Dr Klemens Ruprecht (Berlin, Germany) presented a Scientific Session on the absence of Epstein–Barr virus (EBV) seronegativity in a large cohort of patients with early MS.29 Antibodies to Epstein–Barr nuclear antigen-1 were detected in 839 of 901 patients with CIS or RRMS, while all 901 patients with CIS or RRMS in this study were EBV seropositive. The absence of EBV seronegativity in this large cohort of patients with early MS suggests EBV is a risk factor for MS and implies that negative EBV serology in a patient with suspected inflammatory central nervous system disease should alert clinicians to a possible non-MS diagnosis.
In a separate scientific session, Dr Pietro Iaffaldano (Bari, Italy) used results from the Big Multiple Sclerosis Data Network to discuss the optimal time to start treatment in patients with RRMS.30 He reported that early treatment (within 6 months of disease onset) significantly reduces the risk of reaching confirmed EDSS progression (p=0.003), with no subsequent significant comparisons between early and delayed treatment (Figure 2).

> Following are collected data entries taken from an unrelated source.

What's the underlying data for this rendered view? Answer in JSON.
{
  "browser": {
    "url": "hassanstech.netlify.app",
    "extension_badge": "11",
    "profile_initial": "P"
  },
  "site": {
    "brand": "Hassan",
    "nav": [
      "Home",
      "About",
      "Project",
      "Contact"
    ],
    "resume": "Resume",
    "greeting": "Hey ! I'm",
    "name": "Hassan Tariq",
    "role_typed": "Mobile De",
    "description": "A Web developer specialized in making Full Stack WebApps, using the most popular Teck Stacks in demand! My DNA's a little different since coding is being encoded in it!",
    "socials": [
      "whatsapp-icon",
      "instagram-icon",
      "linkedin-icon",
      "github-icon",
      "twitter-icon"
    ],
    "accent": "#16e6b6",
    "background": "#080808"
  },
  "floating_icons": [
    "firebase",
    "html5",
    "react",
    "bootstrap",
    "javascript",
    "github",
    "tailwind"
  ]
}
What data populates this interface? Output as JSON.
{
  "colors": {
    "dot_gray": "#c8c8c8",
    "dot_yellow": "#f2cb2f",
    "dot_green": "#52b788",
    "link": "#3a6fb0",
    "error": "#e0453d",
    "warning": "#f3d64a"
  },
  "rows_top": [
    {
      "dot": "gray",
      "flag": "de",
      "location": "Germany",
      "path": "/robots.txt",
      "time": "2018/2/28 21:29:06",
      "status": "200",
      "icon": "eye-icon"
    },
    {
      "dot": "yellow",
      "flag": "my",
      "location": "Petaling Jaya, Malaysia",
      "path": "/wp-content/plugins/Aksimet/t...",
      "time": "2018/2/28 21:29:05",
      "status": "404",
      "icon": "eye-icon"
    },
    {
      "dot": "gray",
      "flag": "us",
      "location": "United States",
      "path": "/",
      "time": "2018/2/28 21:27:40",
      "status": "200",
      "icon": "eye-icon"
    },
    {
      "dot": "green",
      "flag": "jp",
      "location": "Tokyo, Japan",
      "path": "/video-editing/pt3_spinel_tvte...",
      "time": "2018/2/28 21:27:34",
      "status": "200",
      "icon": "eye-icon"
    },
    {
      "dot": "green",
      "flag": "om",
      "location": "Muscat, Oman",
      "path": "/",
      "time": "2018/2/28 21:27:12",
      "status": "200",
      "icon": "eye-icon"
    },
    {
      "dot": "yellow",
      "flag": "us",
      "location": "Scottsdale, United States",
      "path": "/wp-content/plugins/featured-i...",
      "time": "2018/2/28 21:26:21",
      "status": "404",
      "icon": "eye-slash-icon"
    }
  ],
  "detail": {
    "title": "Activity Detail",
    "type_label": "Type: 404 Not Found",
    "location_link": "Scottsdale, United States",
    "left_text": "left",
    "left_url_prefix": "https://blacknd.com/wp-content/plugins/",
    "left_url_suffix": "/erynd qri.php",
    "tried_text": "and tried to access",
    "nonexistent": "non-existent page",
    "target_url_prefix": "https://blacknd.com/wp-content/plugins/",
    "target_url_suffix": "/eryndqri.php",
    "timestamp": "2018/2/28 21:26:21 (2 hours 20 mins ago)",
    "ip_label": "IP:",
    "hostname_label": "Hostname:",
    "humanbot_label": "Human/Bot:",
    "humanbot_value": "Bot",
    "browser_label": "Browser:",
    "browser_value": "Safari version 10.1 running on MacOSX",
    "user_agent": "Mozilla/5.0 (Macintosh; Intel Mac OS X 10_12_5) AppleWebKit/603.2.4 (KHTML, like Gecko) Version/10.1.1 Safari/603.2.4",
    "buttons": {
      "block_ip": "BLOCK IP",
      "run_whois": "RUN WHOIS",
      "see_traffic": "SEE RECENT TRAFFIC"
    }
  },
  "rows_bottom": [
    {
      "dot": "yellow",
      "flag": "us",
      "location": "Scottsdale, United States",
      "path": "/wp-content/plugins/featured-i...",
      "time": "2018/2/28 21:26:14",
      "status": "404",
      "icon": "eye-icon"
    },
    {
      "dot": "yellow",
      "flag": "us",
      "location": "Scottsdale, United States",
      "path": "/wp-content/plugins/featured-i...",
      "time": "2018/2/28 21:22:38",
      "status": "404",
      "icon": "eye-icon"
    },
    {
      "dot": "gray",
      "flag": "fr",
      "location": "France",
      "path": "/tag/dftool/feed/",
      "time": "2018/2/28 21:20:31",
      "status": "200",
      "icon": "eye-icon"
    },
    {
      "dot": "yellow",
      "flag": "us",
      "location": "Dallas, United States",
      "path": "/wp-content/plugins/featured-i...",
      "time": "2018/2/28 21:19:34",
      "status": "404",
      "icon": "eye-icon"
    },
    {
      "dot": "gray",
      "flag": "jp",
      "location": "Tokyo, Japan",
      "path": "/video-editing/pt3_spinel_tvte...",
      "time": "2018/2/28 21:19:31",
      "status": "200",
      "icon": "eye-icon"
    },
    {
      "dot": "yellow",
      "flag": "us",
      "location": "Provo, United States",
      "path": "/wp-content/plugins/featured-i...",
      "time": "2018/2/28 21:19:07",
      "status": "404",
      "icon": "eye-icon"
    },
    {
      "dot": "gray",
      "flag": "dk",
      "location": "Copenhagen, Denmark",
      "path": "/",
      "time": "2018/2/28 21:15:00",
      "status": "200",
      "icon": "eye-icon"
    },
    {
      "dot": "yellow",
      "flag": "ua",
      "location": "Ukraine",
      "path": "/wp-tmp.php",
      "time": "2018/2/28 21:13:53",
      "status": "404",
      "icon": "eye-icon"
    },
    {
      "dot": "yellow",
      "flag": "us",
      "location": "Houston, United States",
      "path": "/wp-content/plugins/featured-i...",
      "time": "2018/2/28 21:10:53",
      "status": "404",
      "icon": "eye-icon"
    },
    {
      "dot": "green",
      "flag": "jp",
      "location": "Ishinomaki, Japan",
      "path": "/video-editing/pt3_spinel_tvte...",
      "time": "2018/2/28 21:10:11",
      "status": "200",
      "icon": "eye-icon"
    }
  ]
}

Figure 2: Risk of reaching 12 months’ confirmed EDSS progression by early versus delayed treatment start.30
CI: confidence interval; EDSS: Expanded Disability Status Scale; HR: hazard ratio.
Dr Iaffaldano concluded that the optimal time to start DMT in MS to prevent long-term disability accumulation is within 6 months of disease onset.
In regards to future MS therapies, Dr Edward Fox (Round Rock, Texas, USA) presented the final results of a placebo-controlled, Phase II multicentre study of ublituximab, a novel glycoengineered anti-CD20 monoclonal antibody, in patients with relapsing forms of MS.31 All patients met the primary endpoint of >95% B-cell depletion at Week 4 (p<0.001), while at Week 48, ARR was 0.07 and 93% of patients were relapse free. Importantly, 74% of patients met the criteria for no evidence of disease activity. Following promising results from early trials, ublituximab is now in Phase III research.
Finally, Prof Xavier Montalban (Barcelona, Spain) presented the primary analysis of a randomised, placebo-controlled, Phase II study of the Bruton’s tyrosine kinase inhibitor, evobrutinib, in patients with relapsing MS.32 Evobrutinib significantly reduced T1 Gd+ lesions versus placebo in patients with active, relapsing MS during 24 weeks of treatment, while evobrutinib 75 mg once daily and twice daily significantly reduced T1 Gd+ lesions per scan versus placebo. Overall, evobrutinib was well tolerated and was not associated with serious infections, infestations, or lymphopenia.
CONCLUSION
The changing treatment landscape in MS over recent years highlights the importance of the annual ECTRIMS conference in revealing the latest updates on long-term safety and efficacy of existing therapies and new disease and treatment discoveries. With the curtains closing on ECTRIMS 2018, we look forward to ECTRIMS 2019 in Stockholm, Sweden. This year, the congress will address one of the major remaining unmet needs in MS: filling the void of effective treatment options in progressive MS.